A Ciccio Mónaco se le cayó el tenedor de la mano. Se puso muy pálido.

—No…, no lo sabía.

—Sin embargo —añadió Montalbano—, puede que eso tampoco signifique nada. A lo mejor, contó con la ayuda de un cómplice.

—¡Eso es! ¡Justo lo que yo estaba pensando!

El camarero le sirvió al comisario entremeses de pescado. Este se puso a comer como si el tema ya estuviera cerrado.

—Y ahora, ¿qué piensa hacer?

El comisario contestó a la pregunta con otra.

—¿Sabía usted que su amigo Girolamo Cascio había comprado en los últimos seis meses dos apartamentos y tres tiendas en Montelusa?

Esta vez, Ciccio Mónaco se puso tan pálido como un muerto.

—No… no…

—No lo sabía, claro —dijo el comisario terminando la frase por él.

Y siguió comiendo como si tal cosa.

Cuando terminó los entremeses, miró al exsecretario del Ayuntamiento, el cual daba la impresión de haberse quedado petrificado en su asiento.

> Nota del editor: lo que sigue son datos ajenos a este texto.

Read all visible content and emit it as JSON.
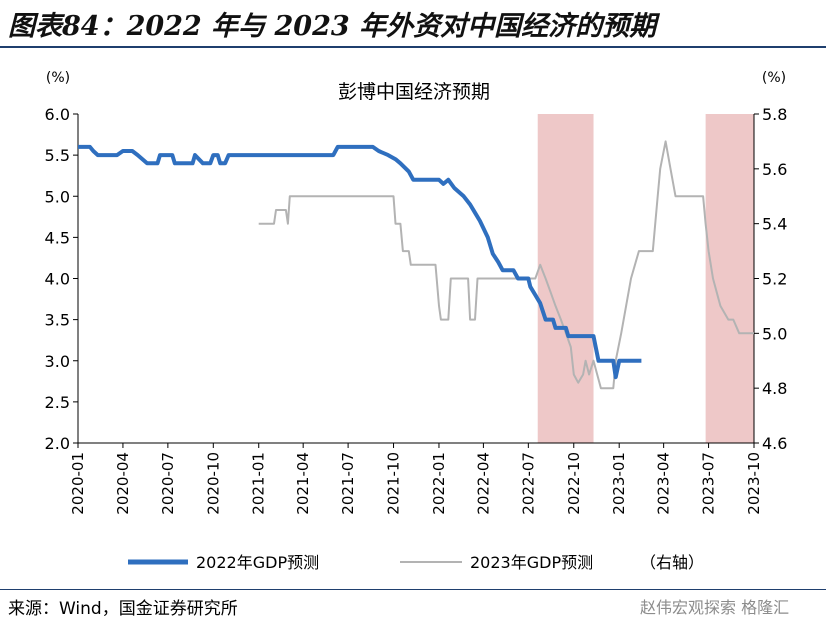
{
  "figure_title": "图表84：2022 年与 2023 年外资对中国经济的预期",
  "source": "来源：Wind，国金证券研究所",
  "watermark": "赵伟宏观探索  格隆汇",
  "colors": {
    "series_2022": "#2f6fbf",
    "series_2023": "#b3b3b3",
    "shade": "#eec8c8",
    "rule": "#1f3f6e"
  },
  "chart_data": {
    "type": "line",
    "title": "彭博中国经济预期",
    "left_axis": {
      "unit": "(%)",
      "ylim": [
        2.0,
        6.0
      ],
      "ticks": [
        "6.0",
        "5.5",
        "5.0",
        "4.5",
        "4.0",
        "3.5",
        "3.0",
        "2.5",
        "2.0"
      ]
    },
    "right_axis": {
      "unit": "(%)",
      "ylim": [
        4.6,
        5.8
      ],
      "ticks": [
        "5.8",
        "5.6",
        "5.4",
        "5.2",
        "5.0",
        "4.8",
        "4.6"
      ]
    },
    "x_ticks": [
      "2020-01",
      "2020-04",
      "2020-07",
      "2020-10",
      "2021-01",
      "2021-04",
      "2021-07",
      "2021-10",
      "2022-01",
      "2022-04",
      "2022-07",
      "2022-10",
      "2023-01",
      "2023-04",
      "2023-07",
      "2023-10"
    ],
    "shaded_periods": [
      [
        "2022-07-20",
        "2022-11-10"
      ],
      [
        "2023-06-25",
        "2023-10-01"
      ]
    ],
    "series": [
      {
        "name": "2022年GDP预测",
        "axis": "left",
        "points": [
          [
            "2020-01-01",
            5.6
          ],
          [
            "2020-01-25",
            5.6
          ],
          [
            "2020-02-01",
            5.55
          ],
          [
            "2020-02-10",
            5.5
          ],
          [
            "2020-03-20",
            5.5
          ],
          [
            "2020-04-01",
            5.55
          ],
          [
            "2020-04-20",
            5.55
          ],
          [
            "2020-05-01",
            5.5
          ],
          [
            "2020-05-20",
            5.4
          ],
          [
            "2020-06-10",
            5.4
          ],
          [
            "2020-06-15",
            5.5
          ],
          [
            "2020-07-10",
            5.5
          ],
          [
            "2020-07-15",
            5.4
          ],
          [
            "2020-08-20",
            5.4
          ],
          [
            "2020-08-25",
            5.5
          ],
          [
            "2020-09-10",
            5.4
          ],
          [
            "2020-09-25",
            5.4
          ],
          [
            "2020-10-01",
            5.5
          ],
          [
            "2020-10-10",
            5.5
          ],
          [
            "2020-10-15",
            5.4
          ],
          [
            "2020-10-25",
            5.4
          ],
          [
            "2020-11-01",
            5.5
          ],
          [
            "2021-06-01",
            5.5
          ],
          [
            "2021-06-10",
            5.6
          ],
          [
            "2021-08-20",
            5.6
          ],
          [
            "2021-09-01",
            5.55
          ],
          [
            "2021-09-20",
            5.5
          ],
          [
            "2021-10-05",
            5.45
          ],
          [
            "2021-10-15",
            5.4
          ],
          [
            "2021-11-01",
            5.3
          ],
          [
            "2021-11-10",
            5.2
          ],
          [
            "2022-01-01",
            5.2
          ],
          [
            "2022-01-10",
            5.15
          ],
          [
            "2022-01-20",
            5.2
          ],
          [
            "2022-02-01",
            5.1
          ],
          [
            "2022-02-20",
            5.0
          ],
          [
            "2022-03-05",
            4.9
          ],
          [
            "2022-03-15",
            4.8
          ],
          [
            "2022-03-25",
            4.7
          ],
          [
            "2022-04-10",
            4.5
          ],
          [
            "2022-04-20",
            4.3
          ],
          [
            "2022-05-01",
            4.2
          ],
          [
            "2022-05-10",
            4.1
          ],
          [
            "2022-06-01",
            4.1
          ],
          [
            "2022-06-10",
            4.0
          ],
          [
            "2022-07-01",
            4.0
          ],
          [
            "2022-07-05",
            3.9
          ],
          [
            "2022-07-15",
            3.8
          ],
          [
            "2022-07-25",
            3.7
          ],
          [
            "2022-08-05",
            3.5
          ],
          [
            "2022-08-20",
            3.5
          ],
          [
            "2022-08-25",
            3.4
          ],
          [
            "2022-09-15",
            3.4
          ],
          [
            "2022-09-20",
            3.3
          ],
          [
            "2022-11-10",
            3.3
          ],
          [
            "2022-11-20",
            3.0
          ],
          [
            "2022-12-20",
            3.0
          ],
          [
            "2022-12-25",
            2.8
          ],
          [
            "2023-01-01",
            3.0
          ],
          [
            "2023-02-15",
            3.0
          ]
        ]
      },
      {
        "name": "2023年GDP预测",
        "axis": "right",
        "points": [
          [
            "2021-01-01",
            5.4
          ],
          [
            "2021-02-01",
            5.4
          ],
          [
            "2021-02-05",
            5.45
          ],
          [
            "2021-02-25",
            5.45
          ],
          [
            "2021-03-01",
            5.4
          ],
          [
            "2021-03-05",
            5.5
          ],
          [
            "2021-10-01",
            5.5
          ],
          [
            "2021-10-05",
            5.4
          ],
          [
            "2021-10-15",
            5.4
          ],
          [
            "2021-10-20",
            5.3
          ],
          [
            "2021-11-01",
            5.3
          ],
          [
            "2021-11-05",
            5.25
          ],
          [
            "2021-12-25",
            5.25
          ],
          [
            "2022-01-01",
            5.1
          ],
          [
            "2022-01-05",
            5.05
          ],
          [
            "2022-01-20",
            5.05
          ],
          [
            "2022-01-25",
            5.2
          ],
          [
            "2022-03-01",
            5.2
          ],
          [
            "2022-03-05",
            5.05
          ],
          [
            "2022-03-15",
            5.05
          ],
          [
            "2022-03-20",
            5.2
          ],
          [
            "2022-07-15",
            5.2
          ],
          [
            "2022-07-25",
            5.25
          ],
          [
            "2022-08-05",
            5.2
          ],
          [
            "2022-08-15",
            5.15
          ],
          [
            "2022-08-25",
            5.1
          ],
          [
            "2022-09-05",
            5.05
          ],
          [
            "2022-09-15",
            5.0
          ],
          [
            "2022-09-25",
            4.95
          ],
          [
            "2022-10-01",
            4.85
          ],
          [
            "2022-10-10",
            4.82
          ],
          [
            "2022-10-20",
            4.85
          ],
          [
            "2022-10-25",
            4.9
          ],
          [
            "2022-11-01",
            4.85
          ],
          [
            "2022-11-10",
            4.9
          ],
          [
            "2022-11-25",
            4.8
          ],
          [
            "2022-12-20",
            4.8
          ],
          [
            "2022-12-25",
            4.9
          ],
          [
            "2023-01-05",
            5.0
          ],
          [
            "2023-01-15",
            5.1
          ],
          [
            "2023-01-25",
            5.2
          ],
          [
            "2023-02-10",
            5.3
          ],
          [
            "2023-03-10",
            5.3
          ],
          [
            "2023-03-20",
            5.5
          ],
          [
            "2023-03-25",
            5.6
          ],
          [
            "2023-04-05",
            5.7
          ],
          [
            "2023-04-15",
            5.6
          ],
          [
            "2023-04-25",
            5.5
          ],
          [
            "2023-06-20",
            5.5
          ],
          [
            "2023-06-25",
            5.4
          ],
          [
            "2023-07-01",
            5.3
          ],
          [
            "2023-07-10",
            5.2
          ],
          [
            "2023-07-25",
            5.1
          ],
          [
            "2023-08-10",
            5.05
          ],
          [
            "2023-08-20",
            5.05
          ],
          [
            "2023-09-01",
            5.0
          ],
          [
            "2023-10-01",
            5.0
          ]
        ]
      }
    ]
  }
}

—Yo me pregunto ahora cómo se las arregla un pobre empleado con un sueldo de miseria para comprarse dos apartamentos y tres tiendas. Piensa que te piensa, he llegado a una conclusión: chantaje.

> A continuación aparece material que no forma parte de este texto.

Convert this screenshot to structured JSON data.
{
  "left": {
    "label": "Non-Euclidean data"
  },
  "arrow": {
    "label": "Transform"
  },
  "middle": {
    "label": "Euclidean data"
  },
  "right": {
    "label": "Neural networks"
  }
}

En ese momento a Montalbano le sirvieron una lubina que parecía que aún estuviera nadando en el mar.

—¿Me hace usted un favor, señor Mónaco? ¿Puede esperar a que me termine la lubina sin hablar?

El otro obedeció. Durante el tiempo que empleó el comisario en convertir el pescado en raspa, Mónaco se bebió cuatro vasos de agua. Al final, el comisario se reclinó satisfecho contra el respaldo de su silla y lanzó un suspiro de placer.

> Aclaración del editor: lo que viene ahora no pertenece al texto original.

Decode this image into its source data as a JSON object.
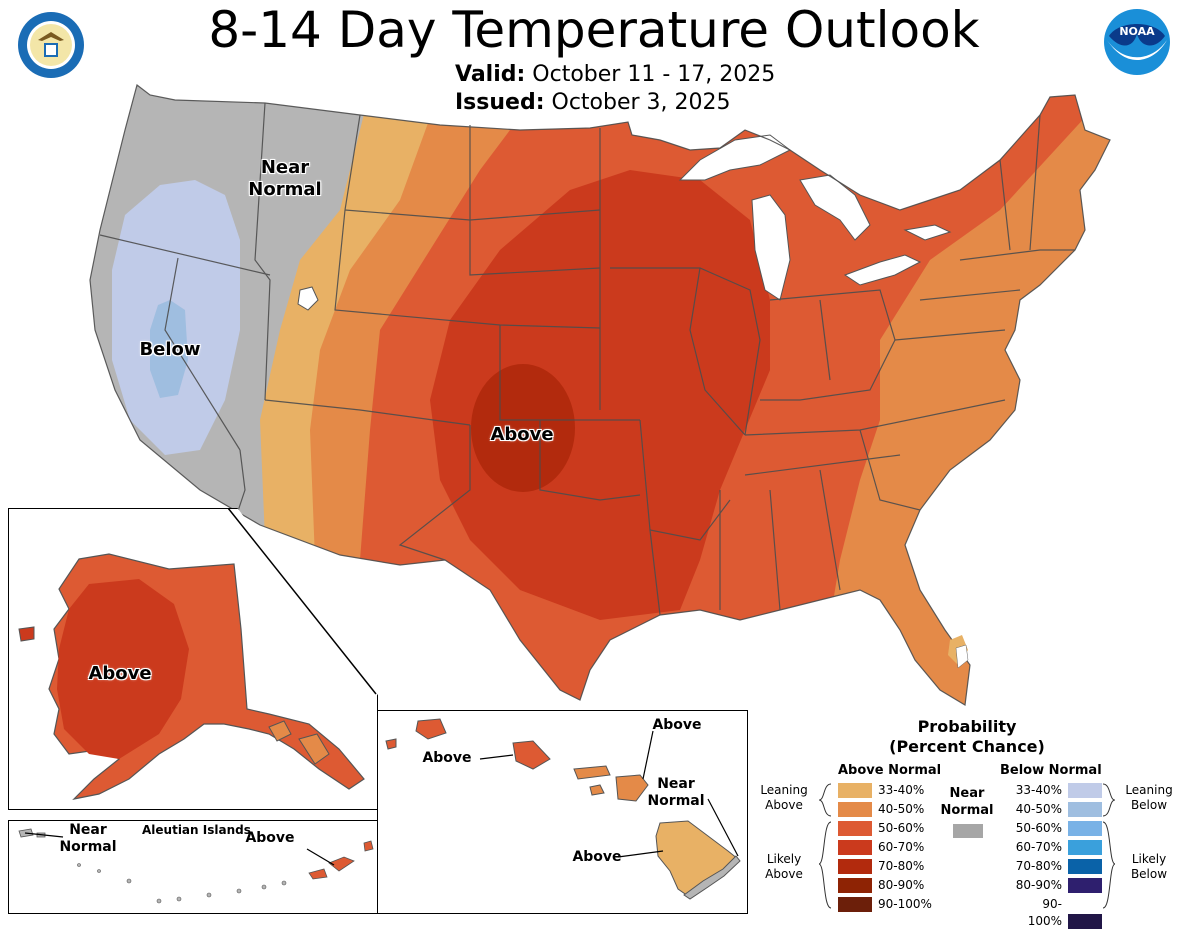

—Volvamos a nuestra conversación. ¿Quién era la persona a la que Girolamo Cascio estaba chantajeando? He planteado una hipótesis verosímil: alguien a quien él no había incluido en la denuncia de las adjudicaciones de obras fraudulentas. El chantajeado no tiene más remedio que pagar. Pero espera la ocasión propicia. La puesta en libertad de Intorre es el momento que el chantajeado esperaba. Hará recaer la culpa sobre el exrecluso con una ocurrencia genial: simulará un error de Intorre, el cual hubiera tenido que ignorar que Cascio ya no podía beber alcohol. El chantajeado nos ha tomado de la mano y nos ha llevado hacia donde él quería. ¡Un falso error auténticamente genial! Pero, puesto que la vida es como es, decide marcar una de las tres cartas con las que el asesino quería hacer su juego, engañando a todo el mundo. ¿Qué hace la vida? Le gasta una broma. Como el asesino pretendía hacer pasar un falso error por auténtico, lo coloca en la situación de cometer un verdadero error que es un reflejo del otro. El asesino ignora, esta vez de verdad, que Intorre está prácticamente ciego.

Ciccio Mónaco hizo ademán de levantarse.

—Necesito ir al lavabo…

Pero no lo consiguió y volvió a hundirse en la silla.

—¿Usted tiene coche, señor Mónaco?

—Sí… pero… no lo utilizo desde…

—¿Es de color azul oscuro?

—Sí.

—¿Dónde lo tiene?

El otro iba a decir algo, pero no le salió ningún sonido de la boca.

—¿En su garaje?

Un sí imperceptible con la mirada.

—¿Le parece que vayamos hacia allá?

Ciccio Mónaco habló inesperadamente.

—Tiene razón, yo también estaba metido en el asunto de las adjudicaciones de obras. Pero él me dejó fuera para poderme chupar la sangre. Durante el juicio, los demás no mencionaron mi nombre. Que conste que aquella noche yo no tenía intención de matarlo. Fue cuando me dijo que Pino Intorre había salido de la cárcel y que, si no le daba más dinero, lo azuzaría contra mí; sólo entonces decidí matarlo y hacer recaer la culpa sobre Intorre.

Quería levantarse para seguir a Montalbano, pero no lograba despegarse de la silla, las piernas no lo sostenían. El comisario lo ayudó, ofreciéndole su brazo. Salieron de la trattoria como dos viejos amigos.